少秦想起采莲来,采莲是江南的旧俗,似乎很早就有。采莲的是少年的女子,她们是荡着小船,唱着艳歌去的。那是一个热闹的季节,也是一个风流的季节。
少秦轻声诵读起梁元帝的《采莲赋》来:“于是妖童媛女,荡舟心许;鷁鸟徐回,兼传羽杯;棹将移而藻挂,船欲动而萍开。尔其纤腰束素,迁延顾步;夏始春余,叶嫩花初,恐沾裳而浅笑,畏倾船而敛裾。”
韵律押韵美妙,雪儿听得呆了,虽然听不懂里面的意思,但少秦那磁性的声音,把这首诗赋诵读得辞采华美。她不由得赞叹道:“你还懂得诗,真行啊,朗读的这么美妙。
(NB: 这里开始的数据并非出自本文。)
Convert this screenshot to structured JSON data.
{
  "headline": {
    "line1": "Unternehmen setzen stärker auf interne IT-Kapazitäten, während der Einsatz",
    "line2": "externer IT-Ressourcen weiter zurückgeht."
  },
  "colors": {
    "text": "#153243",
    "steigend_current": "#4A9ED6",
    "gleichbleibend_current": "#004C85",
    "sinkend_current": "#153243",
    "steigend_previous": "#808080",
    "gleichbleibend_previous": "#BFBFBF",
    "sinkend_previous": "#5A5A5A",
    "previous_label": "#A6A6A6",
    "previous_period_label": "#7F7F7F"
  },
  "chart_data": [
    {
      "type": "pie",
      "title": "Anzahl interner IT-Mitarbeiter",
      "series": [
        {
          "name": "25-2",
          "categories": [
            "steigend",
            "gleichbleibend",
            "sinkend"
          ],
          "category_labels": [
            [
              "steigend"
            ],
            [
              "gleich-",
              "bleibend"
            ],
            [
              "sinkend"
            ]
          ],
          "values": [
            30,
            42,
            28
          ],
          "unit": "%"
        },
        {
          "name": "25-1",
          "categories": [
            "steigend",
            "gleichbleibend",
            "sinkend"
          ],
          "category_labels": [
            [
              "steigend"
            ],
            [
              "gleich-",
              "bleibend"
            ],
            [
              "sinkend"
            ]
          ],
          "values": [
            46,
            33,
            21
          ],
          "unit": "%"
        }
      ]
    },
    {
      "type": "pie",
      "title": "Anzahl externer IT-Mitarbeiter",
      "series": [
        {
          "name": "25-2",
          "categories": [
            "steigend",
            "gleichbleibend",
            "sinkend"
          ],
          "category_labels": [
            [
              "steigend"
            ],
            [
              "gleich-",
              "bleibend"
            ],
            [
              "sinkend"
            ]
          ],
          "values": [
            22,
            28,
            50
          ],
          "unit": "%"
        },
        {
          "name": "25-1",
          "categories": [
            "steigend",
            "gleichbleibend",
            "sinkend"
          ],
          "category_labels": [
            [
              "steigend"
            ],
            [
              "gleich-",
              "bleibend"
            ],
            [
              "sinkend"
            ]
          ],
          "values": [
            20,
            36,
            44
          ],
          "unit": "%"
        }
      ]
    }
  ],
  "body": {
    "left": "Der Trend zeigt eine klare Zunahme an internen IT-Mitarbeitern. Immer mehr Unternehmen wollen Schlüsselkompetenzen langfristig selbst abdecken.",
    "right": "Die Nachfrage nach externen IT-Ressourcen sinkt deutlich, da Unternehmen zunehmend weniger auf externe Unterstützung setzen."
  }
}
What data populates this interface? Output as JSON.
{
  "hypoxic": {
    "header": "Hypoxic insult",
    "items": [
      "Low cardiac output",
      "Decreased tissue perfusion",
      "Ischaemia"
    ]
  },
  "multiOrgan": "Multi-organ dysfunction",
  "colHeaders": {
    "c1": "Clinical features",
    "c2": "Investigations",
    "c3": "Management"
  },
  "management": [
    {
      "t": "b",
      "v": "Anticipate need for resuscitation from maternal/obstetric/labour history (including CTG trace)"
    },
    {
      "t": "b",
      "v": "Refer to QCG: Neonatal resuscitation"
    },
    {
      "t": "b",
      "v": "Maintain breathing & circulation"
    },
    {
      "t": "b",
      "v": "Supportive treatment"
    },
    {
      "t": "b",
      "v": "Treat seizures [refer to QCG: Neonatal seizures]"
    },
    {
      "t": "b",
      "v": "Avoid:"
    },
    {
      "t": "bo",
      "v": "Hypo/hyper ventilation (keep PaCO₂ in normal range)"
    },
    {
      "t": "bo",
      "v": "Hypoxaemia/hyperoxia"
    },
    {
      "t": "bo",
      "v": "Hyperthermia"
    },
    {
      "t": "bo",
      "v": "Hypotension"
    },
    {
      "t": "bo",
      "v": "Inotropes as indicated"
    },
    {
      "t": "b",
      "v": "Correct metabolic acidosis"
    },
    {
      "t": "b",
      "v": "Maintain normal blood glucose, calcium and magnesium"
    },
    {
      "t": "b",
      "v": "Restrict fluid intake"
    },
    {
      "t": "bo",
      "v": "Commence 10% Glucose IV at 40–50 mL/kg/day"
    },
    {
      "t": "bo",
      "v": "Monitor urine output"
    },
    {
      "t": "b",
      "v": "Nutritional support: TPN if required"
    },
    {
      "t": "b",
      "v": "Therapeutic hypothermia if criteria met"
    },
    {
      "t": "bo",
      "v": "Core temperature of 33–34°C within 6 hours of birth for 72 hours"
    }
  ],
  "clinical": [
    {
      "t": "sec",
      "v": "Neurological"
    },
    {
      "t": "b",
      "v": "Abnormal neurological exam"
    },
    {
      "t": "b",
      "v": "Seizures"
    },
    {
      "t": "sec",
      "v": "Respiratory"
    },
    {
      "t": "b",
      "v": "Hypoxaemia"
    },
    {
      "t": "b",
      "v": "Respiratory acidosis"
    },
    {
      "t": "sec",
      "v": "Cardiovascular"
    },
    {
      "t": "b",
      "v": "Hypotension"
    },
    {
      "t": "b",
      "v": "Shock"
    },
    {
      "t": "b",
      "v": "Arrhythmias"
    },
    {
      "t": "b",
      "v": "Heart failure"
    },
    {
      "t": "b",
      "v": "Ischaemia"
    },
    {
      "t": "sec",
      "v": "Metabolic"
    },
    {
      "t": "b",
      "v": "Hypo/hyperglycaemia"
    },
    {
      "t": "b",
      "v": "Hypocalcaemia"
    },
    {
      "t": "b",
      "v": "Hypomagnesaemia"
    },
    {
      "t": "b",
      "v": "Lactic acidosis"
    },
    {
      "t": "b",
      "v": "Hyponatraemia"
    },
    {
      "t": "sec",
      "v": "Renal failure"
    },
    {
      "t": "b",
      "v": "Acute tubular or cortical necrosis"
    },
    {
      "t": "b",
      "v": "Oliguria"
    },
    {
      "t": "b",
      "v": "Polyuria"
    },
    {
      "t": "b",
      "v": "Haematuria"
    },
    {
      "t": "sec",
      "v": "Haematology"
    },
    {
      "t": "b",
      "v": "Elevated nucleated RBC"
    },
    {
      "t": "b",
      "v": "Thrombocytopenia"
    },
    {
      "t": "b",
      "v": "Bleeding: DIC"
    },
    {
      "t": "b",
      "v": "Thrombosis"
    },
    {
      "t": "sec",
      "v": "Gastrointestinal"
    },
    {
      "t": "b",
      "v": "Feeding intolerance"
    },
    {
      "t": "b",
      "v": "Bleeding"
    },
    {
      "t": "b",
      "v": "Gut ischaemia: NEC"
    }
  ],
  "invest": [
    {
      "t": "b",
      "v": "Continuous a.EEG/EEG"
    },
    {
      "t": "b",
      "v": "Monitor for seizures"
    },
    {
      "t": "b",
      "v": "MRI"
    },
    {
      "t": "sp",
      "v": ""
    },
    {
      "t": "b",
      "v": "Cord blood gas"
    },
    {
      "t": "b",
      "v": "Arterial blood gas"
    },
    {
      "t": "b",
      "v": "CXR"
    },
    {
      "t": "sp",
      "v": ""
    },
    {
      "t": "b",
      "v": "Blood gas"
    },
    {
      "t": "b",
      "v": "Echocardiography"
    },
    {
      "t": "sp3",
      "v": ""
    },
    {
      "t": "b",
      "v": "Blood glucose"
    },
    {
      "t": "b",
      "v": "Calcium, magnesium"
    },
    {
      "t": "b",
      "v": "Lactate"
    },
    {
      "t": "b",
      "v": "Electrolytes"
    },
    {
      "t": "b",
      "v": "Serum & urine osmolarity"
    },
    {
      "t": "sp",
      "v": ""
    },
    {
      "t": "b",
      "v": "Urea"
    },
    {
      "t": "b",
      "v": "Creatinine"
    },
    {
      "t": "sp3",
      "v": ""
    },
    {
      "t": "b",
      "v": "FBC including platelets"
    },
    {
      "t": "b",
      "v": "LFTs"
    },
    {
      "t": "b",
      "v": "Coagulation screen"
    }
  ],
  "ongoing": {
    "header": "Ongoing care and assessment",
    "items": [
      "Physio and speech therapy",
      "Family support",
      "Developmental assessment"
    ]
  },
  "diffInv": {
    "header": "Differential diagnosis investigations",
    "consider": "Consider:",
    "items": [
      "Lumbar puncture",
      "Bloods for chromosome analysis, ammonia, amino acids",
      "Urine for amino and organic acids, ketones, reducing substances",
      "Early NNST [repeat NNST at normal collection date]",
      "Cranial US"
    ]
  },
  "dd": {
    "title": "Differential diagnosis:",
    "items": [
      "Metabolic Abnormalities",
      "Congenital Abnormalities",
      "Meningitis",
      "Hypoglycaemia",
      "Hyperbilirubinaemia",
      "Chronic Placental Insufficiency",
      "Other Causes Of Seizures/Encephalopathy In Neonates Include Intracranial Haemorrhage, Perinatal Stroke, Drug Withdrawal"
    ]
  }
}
”
他们在荷塘边的长凳上坐了下来,静静地坐着,谁也不吭声。少秦觉得恍若在梦中。病了这么久,脑袋始终昏沉沉的,眼前的景色恍若隔世,发生的一切也似乎在梦中,很不真实,他想:“我是不是在做梦,梦醒了就象美丽的泡沫,烟消云散。他紧紧地攥着雪儿的手,生怕一松手,她就象梦境里一样,醒来就不见了。
他伸手按住额头,使劲地揉着,想让自己清醒一些。雪儿见状,以为他不舒服,想站起来,扶他回去。他推开她,看见自己的手臂上缠着的纱布,想都没想,不顾一切地用另一只手使劲地捏了上去,一阵剧痛袭来,他松开手,疼得他不得不弯下腰,双手撑着头,把头埋在胸前,拼命地忍着不吭声。
雪儿见了,抱住他,让他的头靠在自己的胸前,哭着问:“为什么,为什么要对自己这么残忍,你不要这样好不好,我的心好痛好痛,你再这样,我也拿把刀捅自己。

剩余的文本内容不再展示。